First crack at eggplant parm
I've done the research on here about eggplant parm, however, I had a couple of questions. I know the basics and how to assemble it but...My first one is about the cheese. Can I use fresh mozzarela or should I use a dried mozz like scamorza, will the fresh stuff make the dish too watery? Second question is the breading of the eggplant. I'm used to mom's parm and I saw some people say grill the eggplant which sounded interesting, also others were strictly on a flour train and others the traditional flour/egg/breadcrumbs. Lastly, baking how high how long? Thank you
I always use the not-fresh variety of Mozarella because, as pointed out, the fresh can make the whole thing watery.
Also - re breading...I think I've tried every version, and the very best method is salting slices, letting them drain for a good hour, then dry, dredge in flour, THEN egg, then fry.
Yes, flour first, then egg. It sounds backwards, but it creates a nice, think batter.
Bake at 350 for 25 to 45 minutes is the way we go, until the sauce and cheese are bubbly. Do let it rest before cutting
Classic eggplant parmesan, in my experience, has always been made with slices breaded with egg, flour and crumbs and fried before layering. I, personally, prefer to brush salted and drained eggplant slices lightly with olive oil and broil before assembling. The bread crumbs do tend to absorb some of the liquid so makes for a more solid presentation (will cut into pieces better without collapsing) and you can add seasonings to the crumbs too - which is something to consider.
Cheesewise, I think I'd go with regular mozzarella, not the fresh, water packed kind. The flavours in the dish are so strong they'll overpower a delicate cheese.
Cooks Illustrated's recipe is the best I've found--my only change would be to spray the breaded slices with olive oil, then bake them on a pizza screen. It doesn't require layering--more like "leaning"--so the bottom doesn't get soggy.
I use ricotta, part-skim mozzarella, and parmesan.
You must soak the eggplant slices in cold water for about 4 hours and drain the brown liquid. This makes it taste like you got your eggplant at the local farmer's market!
Then blot dry dip pieces in egg, and seasoned breadcrumbs. Bake in olive oil greased cookie sheet at 450F until crisp on both sides (flip in between) Whole milk mozz, (fresh = tasteless and rubbery once cooked).
Layer a thicker tomato paste and seasoning with eggplant and cheese....Then top it off with a light marinara (add to smother all eggplant slices, otherwise it's too dry and it won't freeze well if you plan to store it), grated pec. romano and parmesan for a crunchy topping.
I like the simple way. I just peel the eggplant, slice about 1/2" thick, dip in seasoned flour-egg-seasoned breadcrumbs.
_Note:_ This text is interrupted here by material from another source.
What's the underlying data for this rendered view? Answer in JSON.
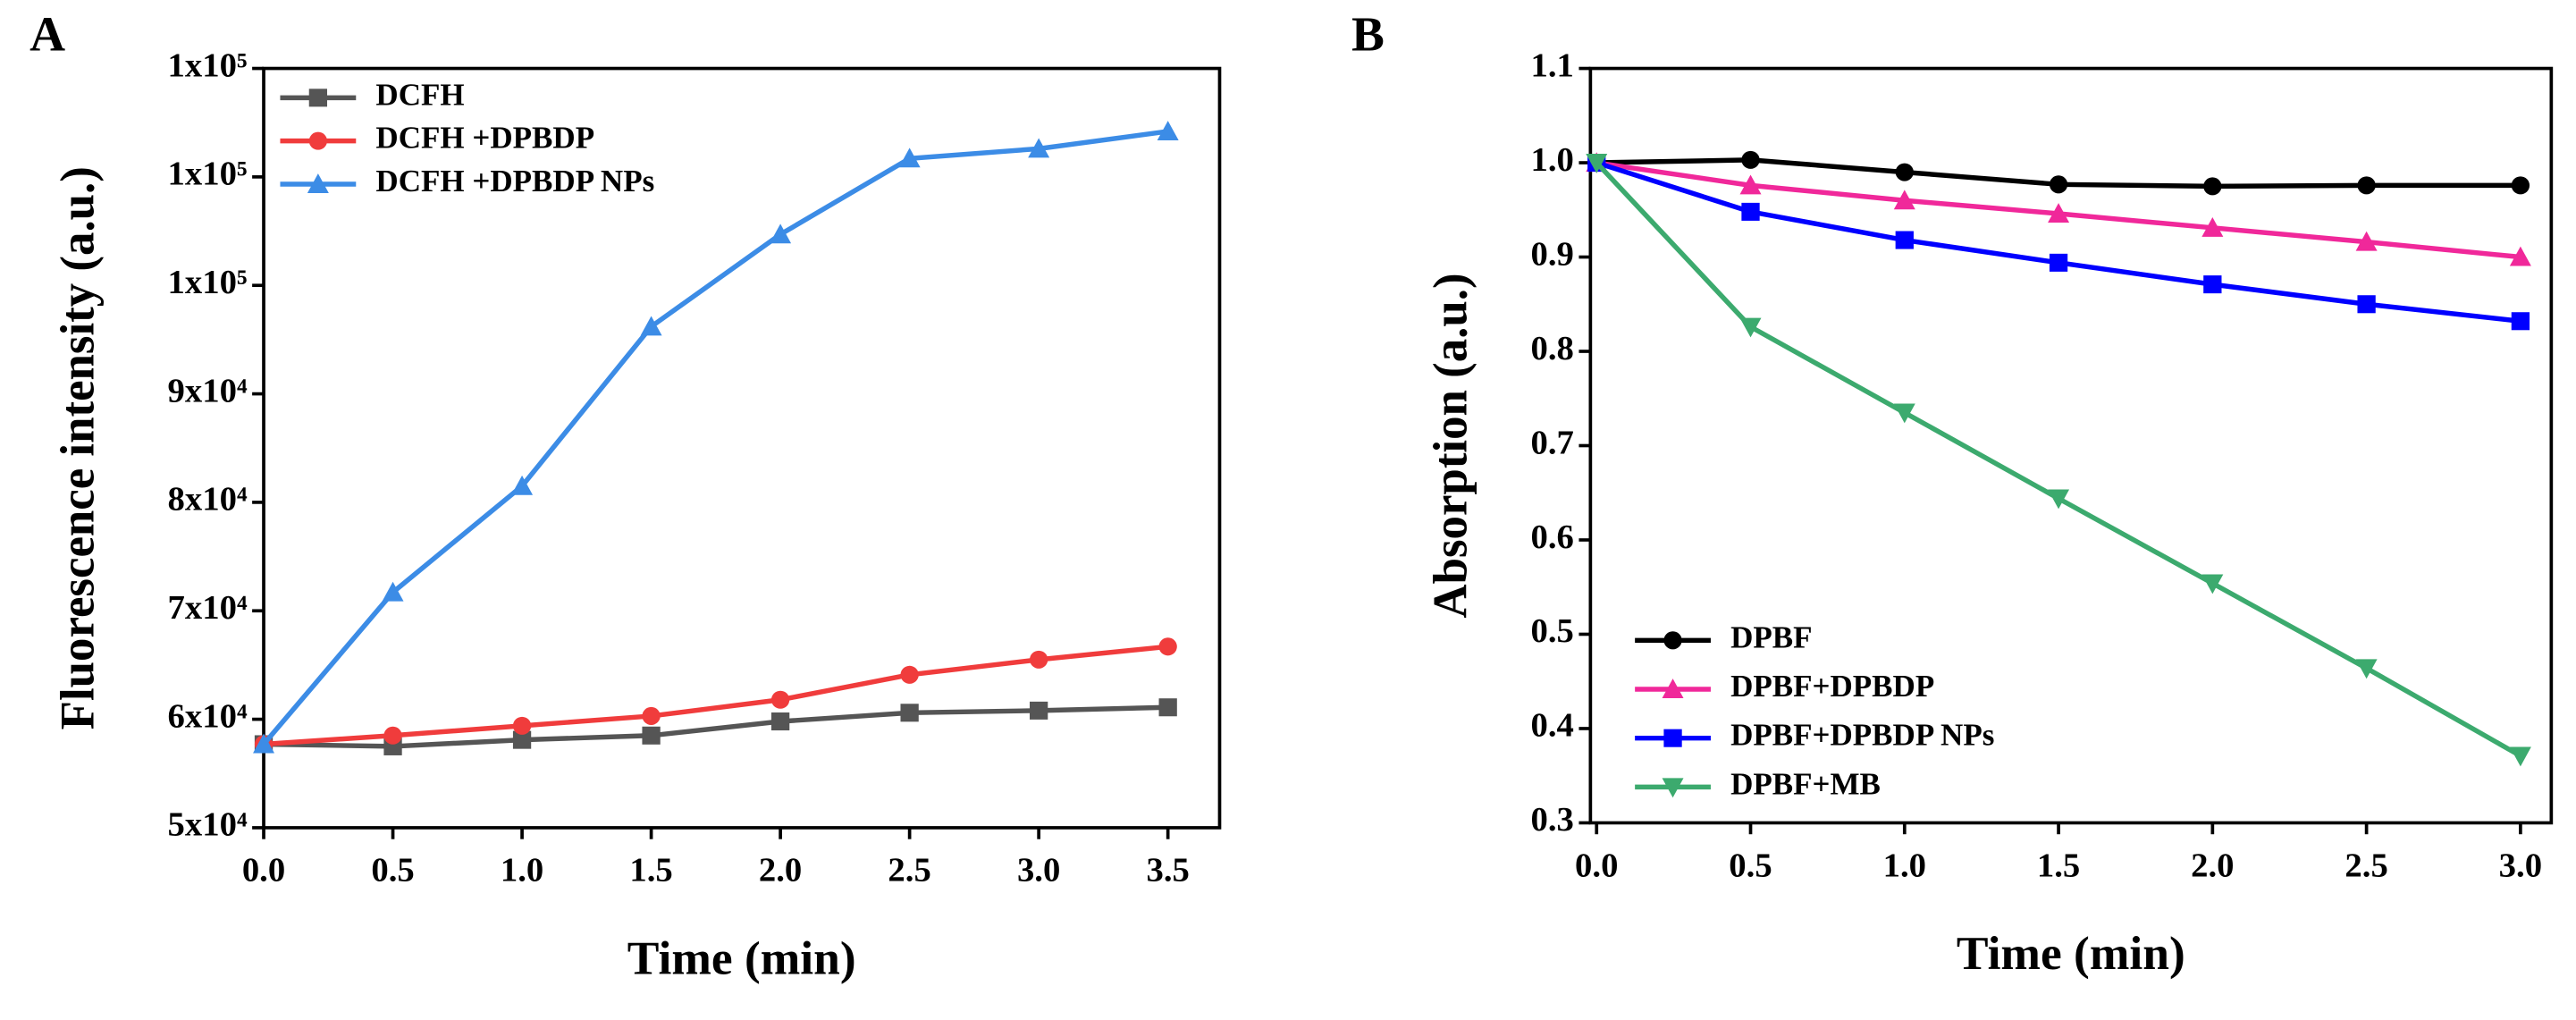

Place on baking sheet in freezer to let coating set (about 15 minutes, or freeze for future use in plastic bags after frozen on sheet).
Spray each piece with cooking spray on both sides and bake at 425F for 20-25 mins until medium brown and crispy. I then layer the crunchy eggplant (sauce, eggplant, sauce, cheese, eggplant, sauce, cheese, eggplant, sauce, cheese) making sure not to get sauce over all of the eggplant so that some parts stay crispy.
This makes a tower of eggplant and is very impressive looking, in addition to being great tasting! I love making a big batch and freezing it. I just whip it out of the freezer when I need it, bake and enjoy.
I wouldn't use real mozz. Too liquidy.
I agree about salting the eggplant first. Let it drain for an hour or so and then blot as dry as possible. Brush with a bit of olive oil,flour,egg,then panco crumbs. I then let this sit in frig or on counter for at least 1 hour and the crumbs really set, won't fall off and get nice and crispy. I then brown in a bit of olive oil and finish baking in oven. I do NOT put sauce on in oven. When they are almost done, put on reg. moz. and finish in oven until cheese is melted. I put my warm sauce on table when I serve this and let everyone put on as much sauce as they like. I don't get baking with sauce, since I've worked so hard to get a nice crunchy egg plant, why put sauce on and get it soggy? Hope this is a little helpful and happy eating!